Fig. 2. HPV vaccine-type Fc-mediated antibody responses in Fijian girls.

Fc receptor responses (FcγR2A, FcγR2B, FcγR3A) and ADCP function against HPV16 and HPV18 (A) were measured at six years following the last dose of 4vHPV vaccine (Pre) or 28 days post-2vHPV booster (Post). The median of each group is denoted by a black horizontal line. A positive response is defined as being above the median of control antigen BPV for Fc receptors, or the median of a seronegative control serum for ADCP. Statistical significance was calculated using the Kruskal-Wallis test and corrected for multiple comparisons with Dunn’s test. Correlation between FcγR2A and ADCP for HPV16 and HPV18 (B) was assessed using Spearman’s rank test.

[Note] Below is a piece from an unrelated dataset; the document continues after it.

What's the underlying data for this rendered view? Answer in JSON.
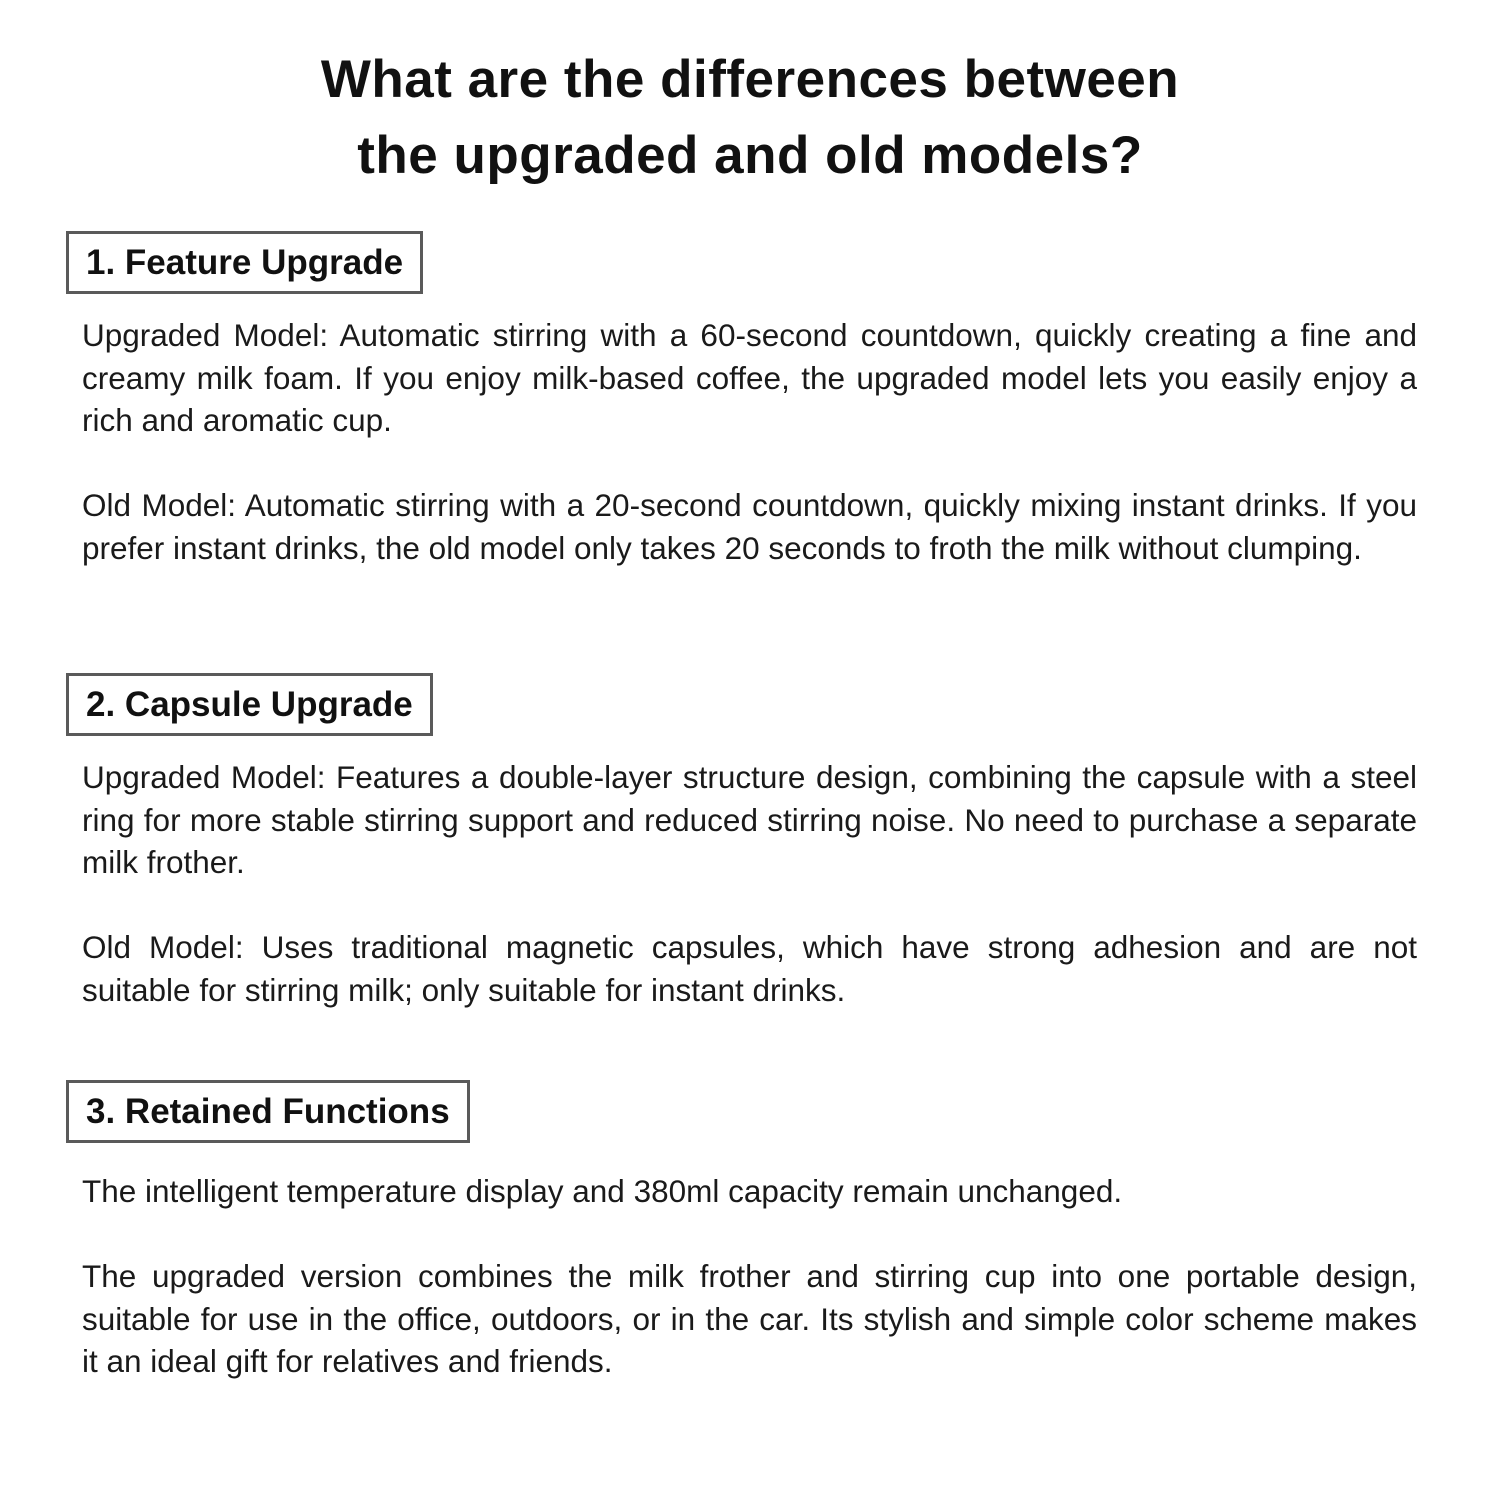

Definitions: 0D 0-dose (n = 20), 1D 1-dose (n = 20), 2D 2-dose (n = 21), 3D 3-dose (n = 19).

Fig. 3. HPV antibody signature in unvaccinated and vaccinated Fijian girls.

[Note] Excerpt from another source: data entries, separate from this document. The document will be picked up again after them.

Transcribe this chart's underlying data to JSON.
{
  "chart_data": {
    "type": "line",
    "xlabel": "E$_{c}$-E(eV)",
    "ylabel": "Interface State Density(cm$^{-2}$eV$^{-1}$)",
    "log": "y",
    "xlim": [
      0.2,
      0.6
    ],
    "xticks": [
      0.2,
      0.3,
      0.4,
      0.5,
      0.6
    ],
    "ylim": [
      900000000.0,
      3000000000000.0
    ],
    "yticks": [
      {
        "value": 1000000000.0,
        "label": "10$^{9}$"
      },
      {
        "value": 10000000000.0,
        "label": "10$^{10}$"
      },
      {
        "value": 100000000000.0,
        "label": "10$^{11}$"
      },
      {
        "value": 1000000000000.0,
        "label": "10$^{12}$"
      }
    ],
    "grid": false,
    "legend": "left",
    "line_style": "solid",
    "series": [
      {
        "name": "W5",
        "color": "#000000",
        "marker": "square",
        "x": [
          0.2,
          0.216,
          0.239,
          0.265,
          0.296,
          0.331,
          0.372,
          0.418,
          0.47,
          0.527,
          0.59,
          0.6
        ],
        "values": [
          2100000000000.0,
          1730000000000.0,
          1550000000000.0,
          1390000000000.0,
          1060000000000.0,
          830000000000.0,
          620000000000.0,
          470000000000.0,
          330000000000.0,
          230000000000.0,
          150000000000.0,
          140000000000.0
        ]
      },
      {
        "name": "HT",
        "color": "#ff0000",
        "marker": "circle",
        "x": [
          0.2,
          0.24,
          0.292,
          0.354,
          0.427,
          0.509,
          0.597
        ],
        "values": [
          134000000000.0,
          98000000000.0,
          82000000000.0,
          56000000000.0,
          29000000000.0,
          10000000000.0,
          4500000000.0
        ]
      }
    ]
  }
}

The polar plots depict the relative magnitude of HPV16 and HPV18 antibody features six years following the last dose of 4vHPV vaccine (Pre) or 28 days post-2vHPV booster (Post). Wedge sizes represent the median of each antibody feature, normalised within HPV genotypes and antibody features, and across all dose groups; 0-dose (n = 20), 1-dose (n = 20), 2-dose (n = 21), 3-dose (n = 19).

Fig. 4. Principal component analysis (PCA) of vaccine-type HPV antibody features across unvaccinated and 4vHPV vaccinated Fijian girls.

PCA analyses and loading plots of log-transformed, LASSO-selected HPV16/18 antibody features in unvaccinated (0D, n = 20) or 4vHPV-vaccinated individuals (1D, 1-dose, n = 20; 2D, 2-dose n = 21; 3D, 3-dose, n = 19) six years following their last dose of vaccine, and one month after a 2vHPV booster dose. The mean of each group is represented by the large solid circles in the PCA plot, with coloured ellipses representing the 95% confidence level of each dosage group. Bars on the loading plot show the contribution of each LASSO-selected antibody feature to PC1 in ascending order.

Fig. 5. Breadth of cross-reactive HPV antibody responses in unvaccinated and vaccinated Fijian girls.

Stacked bar plots represent the percentage of individuals in each of 0-dose (0D, n = 20), 1-dose (1D, n = 20), 2-dose (2D, n = 21) and 3-dose (3D, n = 19) 4vHPV vaccine dosage groups after six years (A), and following 2vHPV (B) with detectable responses to any of five non-vaccine genotypes (HPV31, HPV33, HPV45, HPV52, HPV58) for each antibody feature. Detectable antibody responses defined as having MFI > mean + 2 standard deviations of BPV MFI.